Molto tempo fa i tatuaggi erano tipici di alcune categorie di persone (come marinai o ex galeotti), diventando però una moda che, al giorno d’oggi, coinvolge tantissime persone. Quello che però pochi sanno è che i disegni sulla pelle hanno un’origine che risale alla Preistoria.
Nell’antichità i tatuaggi avevano funzioni sacre e magiche oltre a raccontare i dettagli della persona come l’identità, lo status sociale e la sua provenienza. Si trattava quindi di una vera e propria carta d’identità disegnata direttamente sulla pelle. Figure e simboli rimandavano alla nazionalità, al proprio clan di appartenenza o alla professione, dettagli che si possono ancora ritrovare nelle tribù indigene in cui questa pratica persiste.
La più antica mummia a riportare circa 60 tatuaggi è l’Uomo di Similaun.
Per prima cosa, mi ero accorta che i segni a spirale o a zig zag posti sulle famose veneri preistoriche, statuette femminili di dee madri, erano stati troppo sbrigativamente descritti come ornamenti. In realtà, la Venere di Hohle Fels, statuetta in avorio di 40 mila anni fa ritrovata in Germania, e veneri successive del Neolitico presentano segni di scarificazione.
Si tratta della tecnica per cui veniva incisa la pelle con dei tagli, anziché a punti, da cui derivò il tatuaggio.
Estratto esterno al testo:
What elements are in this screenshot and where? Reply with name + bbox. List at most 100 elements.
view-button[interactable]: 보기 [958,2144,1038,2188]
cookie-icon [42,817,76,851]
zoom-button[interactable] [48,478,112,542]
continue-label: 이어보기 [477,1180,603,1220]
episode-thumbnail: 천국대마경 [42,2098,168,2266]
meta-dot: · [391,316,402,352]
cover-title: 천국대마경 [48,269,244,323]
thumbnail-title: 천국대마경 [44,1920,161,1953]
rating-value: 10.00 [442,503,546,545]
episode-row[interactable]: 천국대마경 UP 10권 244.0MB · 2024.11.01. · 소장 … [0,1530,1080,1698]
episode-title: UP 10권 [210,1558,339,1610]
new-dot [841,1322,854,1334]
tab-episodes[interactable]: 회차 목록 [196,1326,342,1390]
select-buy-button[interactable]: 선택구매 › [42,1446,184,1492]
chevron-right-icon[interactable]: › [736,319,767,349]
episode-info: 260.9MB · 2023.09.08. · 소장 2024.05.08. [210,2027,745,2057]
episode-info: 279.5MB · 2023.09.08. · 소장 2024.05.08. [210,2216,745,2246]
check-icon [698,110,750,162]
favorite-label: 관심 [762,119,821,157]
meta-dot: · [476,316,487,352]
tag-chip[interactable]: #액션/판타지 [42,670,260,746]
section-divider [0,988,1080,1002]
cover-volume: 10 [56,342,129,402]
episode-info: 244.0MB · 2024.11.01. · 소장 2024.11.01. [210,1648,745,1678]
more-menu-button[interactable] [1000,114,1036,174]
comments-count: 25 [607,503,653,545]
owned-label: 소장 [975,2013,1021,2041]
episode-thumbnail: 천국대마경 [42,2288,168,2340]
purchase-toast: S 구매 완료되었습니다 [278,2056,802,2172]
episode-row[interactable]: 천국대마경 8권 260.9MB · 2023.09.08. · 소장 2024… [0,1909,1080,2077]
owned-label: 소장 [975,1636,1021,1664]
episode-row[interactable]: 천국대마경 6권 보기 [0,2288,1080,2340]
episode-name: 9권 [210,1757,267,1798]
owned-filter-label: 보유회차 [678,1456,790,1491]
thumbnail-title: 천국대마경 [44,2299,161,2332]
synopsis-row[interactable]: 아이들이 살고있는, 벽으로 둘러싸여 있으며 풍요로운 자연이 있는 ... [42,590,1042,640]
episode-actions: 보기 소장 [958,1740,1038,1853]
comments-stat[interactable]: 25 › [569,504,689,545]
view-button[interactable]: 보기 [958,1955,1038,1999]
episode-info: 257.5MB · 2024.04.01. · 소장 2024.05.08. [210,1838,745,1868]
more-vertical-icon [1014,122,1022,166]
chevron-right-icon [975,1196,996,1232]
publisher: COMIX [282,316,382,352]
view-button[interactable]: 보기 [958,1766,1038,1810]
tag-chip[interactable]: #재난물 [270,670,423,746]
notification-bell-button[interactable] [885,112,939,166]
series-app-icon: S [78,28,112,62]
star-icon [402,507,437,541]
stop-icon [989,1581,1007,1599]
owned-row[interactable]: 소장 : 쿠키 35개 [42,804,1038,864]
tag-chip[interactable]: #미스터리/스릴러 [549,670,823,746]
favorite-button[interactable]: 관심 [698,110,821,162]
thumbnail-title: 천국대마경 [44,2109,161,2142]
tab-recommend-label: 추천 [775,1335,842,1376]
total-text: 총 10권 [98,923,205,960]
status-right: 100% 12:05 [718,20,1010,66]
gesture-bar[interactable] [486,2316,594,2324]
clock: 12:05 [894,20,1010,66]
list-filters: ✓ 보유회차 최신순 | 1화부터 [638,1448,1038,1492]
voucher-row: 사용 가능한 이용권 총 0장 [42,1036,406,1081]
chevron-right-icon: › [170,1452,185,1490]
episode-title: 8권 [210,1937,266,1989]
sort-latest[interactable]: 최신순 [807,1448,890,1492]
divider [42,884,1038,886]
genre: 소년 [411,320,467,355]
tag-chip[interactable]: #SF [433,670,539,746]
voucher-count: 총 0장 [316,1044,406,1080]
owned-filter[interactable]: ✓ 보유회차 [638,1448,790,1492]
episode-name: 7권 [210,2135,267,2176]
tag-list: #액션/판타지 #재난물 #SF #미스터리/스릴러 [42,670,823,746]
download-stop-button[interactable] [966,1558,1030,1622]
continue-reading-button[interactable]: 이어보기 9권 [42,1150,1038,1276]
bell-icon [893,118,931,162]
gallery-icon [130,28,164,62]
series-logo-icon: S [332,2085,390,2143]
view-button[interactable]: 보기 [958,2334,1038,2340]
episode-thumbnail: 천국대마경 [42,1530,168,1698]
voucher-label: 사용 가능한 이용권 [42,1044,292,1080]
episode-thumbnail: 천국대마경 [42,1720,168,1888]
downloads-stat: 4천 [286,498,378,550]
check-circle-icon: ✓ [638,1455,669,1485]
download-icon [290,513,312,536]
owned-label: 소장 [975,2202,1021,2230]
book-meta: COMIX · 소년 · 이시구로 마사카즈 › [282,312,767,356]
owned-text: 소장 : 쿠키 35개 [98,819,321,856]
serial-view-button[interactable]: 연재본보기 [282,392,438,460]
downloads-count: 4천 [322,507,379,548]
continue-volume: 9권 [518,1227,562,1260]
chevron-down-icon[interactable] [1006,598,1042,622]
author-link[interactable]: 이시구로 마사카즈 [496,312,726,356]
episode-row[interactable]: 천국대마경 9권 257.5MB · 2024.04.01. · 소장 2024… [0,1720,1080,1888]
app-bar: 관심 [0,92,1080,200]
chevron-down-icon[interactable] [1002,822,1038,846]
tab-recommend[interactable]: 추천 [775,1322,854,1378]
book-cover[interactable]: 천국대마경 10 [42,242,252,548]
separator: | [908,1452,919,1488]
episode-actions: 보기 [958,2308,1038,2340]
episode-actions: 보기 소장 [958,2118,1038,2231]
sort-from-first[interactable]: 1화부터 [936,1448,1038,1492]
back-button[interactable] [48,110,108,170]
Se le dee erano rappresentate con scarificazioni, possiamo dedurre che i fedeli, anzitutto donne, sottoponessero il loro corpo a queste incisioni di genere sacro
Michela Zucca, antropologa
I tatuaggi erano di uso comune presso molti popoli, mentre per altri come Greci e Romani questi erano tabù. Nelle popolazioni tribali il tatuaggio è sempre stato molto diffuso.